A análise do ciclo de vida será decisiva durante a fabricação deste primeiro navio demonstrador industrial, desde a escolha dos materiais até a reciclagem, e a construção em um estaleiro francês. A indústria siderúrgica está evoluindo rapidamente, possibilitando o uso de tipos de aços muito mais limpos. 

A partir de 2022, a Arcelor Mittal deverá, por exemplo, produzir mais de 600 mil toneladas de aço verde, graças ao uso de hidrogênio verde ou à captura de carbono em suas unidades. Além disso, as células de combustível de bordo têm uma vida útil muito maior do que os motores a diesel, são 95% recicláveis e requerem manutenção muito baixa durante sua vida útil. O objetivo é, portanto, ter um impacto mínimo de carbono em toda a cadeia de valor.

A preservação dos recursos naturais, em particular dos recursos minerais, durante a expansão das tecnologias limpas está se tornando um assunto de primordial importância. Além das questões de soberania (certas potências econômicas controlam grande parte dessas atividades) é importante poder antecipar necessidades futuras para apoiar a transição energética.

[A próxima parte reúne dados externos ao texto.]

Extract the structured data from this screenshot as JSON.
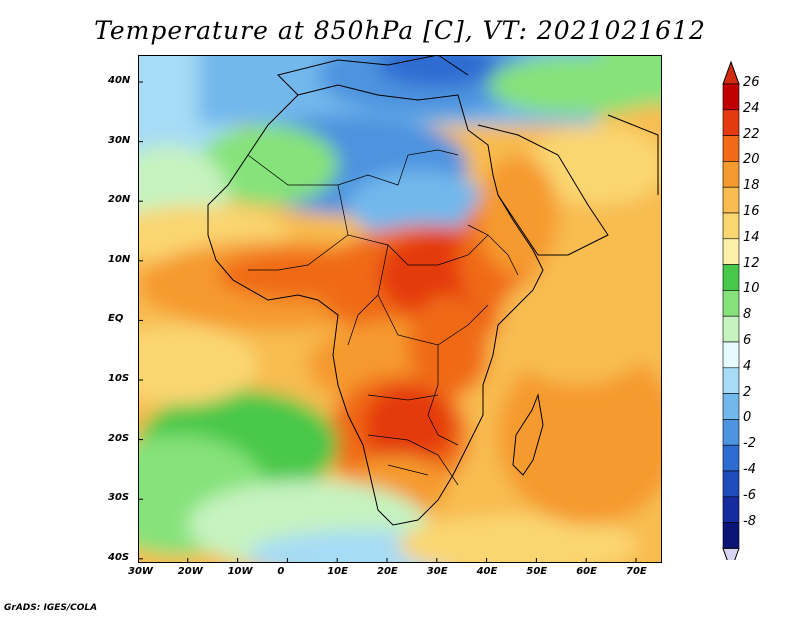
{
  "title": "Temperature at 850hPa [C], VT: 2021021612",
  "credit": "GrADS: IGES/COLA",
  "map": {
    "lon_range": [
      -30,
      75
    ],
    "lat_range": [
      -40,
      45
    ],
    "lon_ticks": [
      "30W",
      "20W",
      "10W",
      "0",
      "10E",
      "20E",
      "30E",
      "40E",
      "50E",
      "60E",
      "70E"
    ],
    "lat_ticks": [
      "40N",
      "30N",
      "20N",
      "10N",
      "EQ",
      "10S",
      "20S",
      "30S",
      "40S"
    ]
  },
  "colorbar": {
    "labels": [
      "26",
      "24",
      "22",
      "20",
      "18",
      "16",
      "14",
      "12",
      "10",
      "8",
      "6",
      "4",
      "2",
      "0",
      "-2",
      "-4",
      "-6",
      "-8"
    ],
    "colors": [
      "#c00000",
      "#e43a10",
      "#f06a18",
      "#f59a2e",
      "#f8bc50",
      "#fad671",
      "#fdf0a8",
      "#48c84a",
      "#86e27a",
      "#c6f3c0",
      "#e6fbff",
      "#a6dcf5",
      "#72b8ec",
      "#4d93df",
      "#2f6cd2",
      "#1f4bbd",
      "#152c9e",
      "#0b1575"
    ],
    "top_arrow_color": "#d42a10",
    "bottom_arrow_color": "#d6d6f2"
  }
}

De acordo com a Agência Internacional de Energia, o hidrogênio se destaca claramente em comparação com outras tecnologias pelo uso mínimo de materiais de cobre, níquel, cobalto e terras raras. Eletrolisadores e células de combustível não só oferecem vida útil recorde, mas o metal usado para sua produção é totalmente reciclável. Eles são, portanto, componentes virtuosos em muitos aspectos, em comparação com outras tecnologias.